The View From Leh Palace
Another View
Inside The Temple
(Dusty?) Path Leading To The Castle
Another One Of Those Experiments
After Leh Palace, we left for Shanti Stupa. Came back to the market and then went on towards Changspa area. Came to a T-junction and then didn't know which route to take. We could see Shanti Stupa right ahead and above us there. A kind uncle indicated to us the directions without us even asking for them. Thanks uncle
A nice narrow curvy road led all the way up to Shanti Stupa. Got out of the car and saw a big signboard reading out the directions to the loo: "Urine <---". We wanted to take a snap of it but somehow didn't. Instead, we took the below snaps.
Outside Shanti Stupa
View From Shanti Stupa
Leh Polo Ground
A Tale Of Two Palaces
The Grass Is Green On The Other Side
View From Shanti Stupa
Shanti Stupa
We entered into the Shanti Stupa compound and visited the temple at the entrance first. Then, we went to the top. A beautiful 360 degree view awaited us there. While Rashi got busy taking photographs, I took advantage of her focus in another direction and hopped to the edge. When Rashi saw me, she totally freaked out!
Rashi, Don't Freak Out!
The View, As Seen By Me
Meditation Time
Another View
Layered Mountains
Shady Mountain!
A Mountain And Three Lamps
Sunset and lots of snaps later, we left the place and headed back to the market for some snacks. We stopped over at Jeevan Café (a place recommended by the propreitor of Dreamland restaurant) for some croissants and rolls and buns. Which was not to be since the baker there had left a few days ago! Dang! There goes the last chance of having that cinnamon bun! We ordered some humus and pita bread (which was decent), tea (which wasn't too good), schedzwan potatoes (which were pretty spicy and not so good), mixed fruit pancake (decent), chocolate shake (good), cold coffee (so so) and honey lemon tea (good).
At Jeevan Cafe
After Jeevan, we decided to call it a day. We decided to fill petrol on the way back but the one right outside the market gate had a long line of waiting cars. We decided to skip this and instead go on to the one near the air force station. That one was completely empty! Those of you who plan to go to Leh, please take note of this fact. I opened a new bottle of SystemG and the thing almost burst in my hand with the pressure built up inside. This was one thing that I noted about most things. In the mountains, when you open an item packed in the plains, it is bound to spill forth. The relative loss of pressure on the outside makes the bottles swell up inside and spill out whenever you open them. My SystemG bottle burst, my deo spilled out and there were lots of other things like that. Interesting stuff that. The next time, I will depressurize these things and take them there.

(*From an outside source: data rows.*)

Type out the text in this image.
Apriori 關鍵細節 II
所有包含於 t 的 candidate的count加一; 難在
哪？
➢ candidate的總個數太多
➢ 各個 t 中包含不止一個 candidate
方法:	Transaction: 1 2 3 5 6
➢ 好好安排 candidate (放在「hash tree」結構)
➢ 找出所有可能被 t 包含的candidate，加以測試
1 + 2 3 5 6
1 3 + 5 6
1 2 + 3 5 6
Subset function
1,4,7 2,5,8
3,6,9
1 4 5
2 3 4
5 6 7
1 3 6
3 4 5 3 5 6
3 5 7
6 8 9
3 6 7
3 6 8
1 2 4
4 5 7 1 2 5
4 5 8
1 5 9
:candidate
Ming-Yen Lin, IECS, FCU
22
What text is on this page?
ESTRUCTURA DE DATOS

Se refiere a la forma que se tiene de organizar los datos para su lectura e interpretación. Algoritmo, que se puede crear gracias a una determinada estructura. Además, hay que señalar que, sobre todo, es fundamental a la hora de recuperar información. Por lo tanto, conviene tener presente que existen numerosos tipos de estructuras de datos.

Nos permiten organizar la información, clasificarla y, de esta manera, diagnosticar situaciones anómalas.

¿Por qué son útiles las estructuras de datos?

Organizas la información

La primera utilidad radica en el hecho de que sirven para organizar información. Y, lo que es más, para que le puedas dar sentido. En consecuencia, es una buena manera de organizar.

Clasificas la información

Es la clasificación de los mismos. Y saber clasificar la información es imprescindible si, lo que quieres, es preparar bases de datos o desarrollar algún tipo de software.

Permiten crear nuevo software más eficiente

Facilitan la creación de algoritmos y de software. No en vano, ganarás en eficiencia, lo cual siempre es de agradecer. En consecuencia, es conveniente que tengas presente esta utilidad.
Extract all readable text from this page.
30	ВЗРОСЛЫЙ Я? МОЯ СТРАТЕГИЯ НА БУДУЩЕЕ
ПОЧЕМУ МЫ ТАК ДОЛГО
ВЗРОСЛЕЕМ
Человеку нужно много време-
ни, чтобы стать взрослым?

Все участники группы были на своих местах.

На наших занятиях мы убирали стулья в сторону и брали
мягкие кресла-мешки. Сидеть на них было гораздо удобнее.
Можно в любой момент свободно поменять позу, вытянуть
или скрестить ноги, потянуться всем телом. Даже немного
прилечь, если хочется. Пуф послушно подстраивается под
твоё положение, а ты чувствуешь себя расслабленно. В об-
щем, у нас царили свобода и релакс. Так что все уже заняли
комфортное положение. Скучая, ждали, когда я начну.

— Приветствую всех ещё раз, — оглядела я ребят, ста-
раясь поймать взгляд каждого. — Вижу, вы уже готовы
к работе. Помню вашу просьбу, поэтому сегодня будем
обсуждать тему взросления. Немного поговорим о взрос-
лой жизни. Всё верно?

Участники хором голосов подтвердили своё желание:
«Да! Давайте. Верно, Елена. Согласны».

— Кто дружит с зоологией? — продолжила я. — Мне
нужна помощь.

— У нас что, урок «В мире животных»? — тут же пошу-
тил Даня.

A thing to note - we could have done the Manali -Leh journey on a tankful of fuel in both cars. We had enough petrol to run us through at least another 100 km at the end of the day. We had to resort to the black petrol as we weren't too sure about the distance that the cars could cover in the mountains. When we tanked up at the petrol pump, I had to put in 37.47 litres into Shararat's belly. A quick calculation showed me that we had got an astounding mileage of 12kmpl in the mountains!
We reached the station and went to the mess for dinner. We had baingan, dal and alu+kundru sabzi. And some apples for desert. (Side note: I must write about those apples but then this is a little early for that. End note). Post dinner, we sat in mamaji's room and chatted for a while. All of us had started getting serious static shocks by now. Touch the car and you get zapped. Touch the room's door handle and you get zapped again. And not your regular simple static shocks! These were massive ones that would make us jump. When jiju mentioned the shocks, we said that his was a different story as he uses electric balm. (Side note: if there was a way to harness this electricity, we could probably end up solving a lot of woes in India!! End note). A lot of electrifyijokes later, we went off to bed in a hurry as we had promised the cab driver that we would get up and out early for our drive to Pangong Tso the next day.
Tomorrow is another day, still far away!!!
Car Statistics:
Distance covered: 30 kms
Time: Didn't record hours.
GPS stats:
Trip odometer: 23.2km
Moving time: 0:59 hours
Stopped: 0:53 hours
Max speed: 62.1 kmph
Moving avg: 23.5 kmph
Overall avg: 12.3 kmph
Max trip elevation: 5331m
Note: Today's GPS stats are a bit incomplete as I forgot to switch on the GPS once for a short distance.